- Location: 33°20′39″N 44°26′9″E﻿ / ﻿33.34417°N 44.43583°E Palestine Street, Baghdad, Iraq
- Date: 8 March 2009 10:00 (UTC+3)
- Attack type: Suicide bombings
- Weapons: Explosives
- Deaths: 28
- Injured: 57
- Perpetrators: 1–2 people per sources
- Participant: At least 1

= 2009 Baghdad police recruitment centre bombing =

Suspected suicide bombing

The Baghdad police recruitment centre bombing was a suspected suicide bombing in the city of Baghdad, Iraq, that killed 28 people on 8 March 2009. The attack occurred at 10 am local time (UTC+3) in the centre of a crowd outside the police recruitment centre building.
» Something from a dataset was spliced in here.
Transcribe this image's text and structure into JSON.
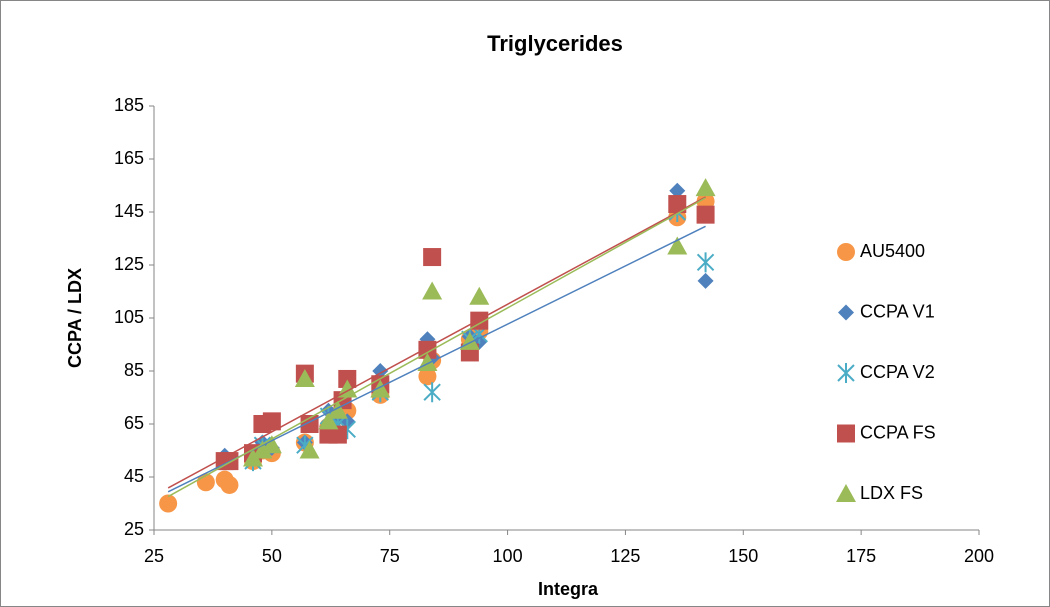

Most of the dead were police recruits; others were civilians and serving officers. There were a further 57 injuries. The death toll is the highest reported incident in Iraq for nearly one month.
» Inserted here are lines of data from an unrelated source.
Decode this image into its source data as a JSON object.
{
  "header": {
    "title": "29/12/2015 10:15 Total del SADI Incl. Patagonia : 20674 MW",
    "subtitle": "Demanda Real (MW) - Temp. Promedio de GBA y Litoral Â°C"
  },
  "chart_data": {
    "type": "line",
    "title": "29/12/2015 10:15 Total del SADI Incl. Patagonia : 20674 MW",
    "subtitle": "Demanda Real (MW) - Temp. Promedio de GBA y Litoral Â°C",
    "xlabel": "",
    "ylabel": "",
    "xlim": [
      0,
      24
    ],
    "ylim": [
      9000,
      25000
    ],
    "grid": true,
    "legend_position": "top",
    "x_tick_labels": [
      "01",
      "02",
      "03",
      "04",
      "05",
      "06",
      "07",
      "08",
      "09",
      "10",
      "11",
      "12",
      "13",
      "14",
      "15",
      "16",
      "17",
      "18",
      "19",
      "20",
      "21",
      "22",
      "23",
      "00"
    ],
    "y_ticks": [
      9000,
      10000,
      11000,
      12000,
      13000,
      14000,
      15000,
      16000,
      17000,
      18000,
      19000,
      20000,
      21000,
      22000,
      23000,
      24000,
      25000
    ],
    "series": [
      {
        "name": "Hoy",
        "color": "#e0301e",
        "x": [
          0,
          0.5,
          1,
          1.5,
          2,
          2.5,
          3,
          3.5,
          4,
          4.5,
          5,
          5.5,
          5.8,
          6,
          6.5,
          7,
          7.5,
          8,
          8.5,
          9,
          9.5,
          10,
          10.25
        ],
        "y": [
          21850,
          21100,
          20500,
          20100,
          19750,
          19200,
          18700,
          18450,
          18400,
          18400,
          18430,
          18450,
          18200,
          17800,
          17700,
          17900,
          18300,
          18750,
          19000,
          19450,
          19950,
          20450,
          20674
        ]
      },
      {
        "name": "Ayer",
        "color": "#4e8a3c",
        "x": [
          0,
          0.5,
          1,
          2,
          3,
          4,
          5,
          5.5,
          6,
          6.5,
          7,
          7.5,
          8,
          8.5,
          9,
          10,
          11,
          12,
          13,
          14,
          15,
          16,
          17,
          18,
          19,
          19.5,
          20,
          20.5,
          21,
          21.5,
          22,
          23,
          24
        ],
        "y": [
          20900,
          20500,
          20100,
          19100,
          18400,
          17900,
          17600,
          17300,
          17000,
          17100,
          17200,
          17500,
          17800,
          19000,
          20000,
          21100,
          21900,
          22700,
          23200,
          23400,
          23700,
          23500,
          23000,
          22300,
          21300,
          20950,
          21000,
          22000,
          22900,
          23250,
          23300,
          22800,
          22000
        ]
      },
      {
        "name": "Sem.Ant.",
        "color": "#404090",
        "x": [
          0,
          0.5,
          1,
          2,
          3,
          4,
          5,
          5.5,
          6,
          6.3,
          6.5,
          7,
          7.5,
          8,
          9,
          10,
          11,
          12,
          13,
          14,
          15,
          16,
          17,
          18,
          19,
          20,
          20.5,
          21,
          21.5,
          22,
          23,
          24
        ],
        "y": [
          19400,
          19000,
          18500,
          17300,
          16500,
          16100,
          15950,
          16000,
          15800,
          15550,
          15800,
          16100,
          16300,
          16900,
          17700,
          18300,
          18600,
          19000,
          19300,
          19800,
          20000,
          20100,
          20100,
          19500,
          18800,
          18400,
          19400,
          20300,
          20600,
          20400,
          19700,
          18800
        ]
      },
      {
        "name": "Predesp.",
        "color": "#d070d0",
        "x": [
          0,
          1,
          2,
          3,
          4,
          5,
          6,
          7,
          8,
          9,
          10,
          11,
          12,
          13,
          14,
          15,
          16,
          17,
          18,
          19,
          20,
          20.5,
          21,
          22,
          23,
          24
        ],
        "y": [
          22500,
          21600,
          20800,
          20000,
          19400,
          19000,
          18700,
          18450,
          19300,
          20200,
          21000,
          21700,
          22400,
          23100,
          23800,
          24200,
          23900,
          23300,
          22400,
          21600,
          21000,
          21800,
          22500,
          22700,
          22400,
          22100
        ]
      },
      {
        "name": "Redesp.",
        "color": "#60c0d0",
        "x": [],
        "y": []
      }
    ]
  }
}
Insurgents often choose police recruitment centres to attack and this centre located on Palestine Street, was previously attacked. Concrete blocks have been constructed and checkpoints have been set up nearby to prevent such an attack.
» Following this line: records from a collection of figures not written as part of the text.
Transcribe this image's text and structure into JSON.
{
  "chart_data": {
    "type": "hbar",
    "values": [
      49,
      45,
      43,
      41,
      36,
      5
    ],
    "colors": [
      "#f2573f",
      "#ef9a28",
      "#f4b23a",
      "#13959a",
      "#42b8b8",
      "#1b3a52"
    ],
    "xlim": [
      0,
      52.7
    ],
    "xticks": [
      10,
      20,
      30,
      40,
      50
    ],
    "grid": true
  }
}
According to a nearby police lieutenant there was a demonstration of about 100 oil employees at one intersection between the police recruitment building and the oil ministry. The bomb went off one hour after the demonstration had started and according to some sources the bomber had mingled with the crowd. The police believe that the bomb was remotely detonated, despite speculation regarding a bomber committing suicide. There were reports of a second bomb. Some reports suggest a motorcycle crashed into the crowd and the rider detonated explosives in a worn belt. Other reports claim that the explosives were worn in a vest. An eye-witness said that the police started discharging their firearms after the explosion, leading to the widespread belief that the explosions were merely cover for targeted killings within the crowd. Pick-up trucks were used to transport the casualties to hospital afterwards.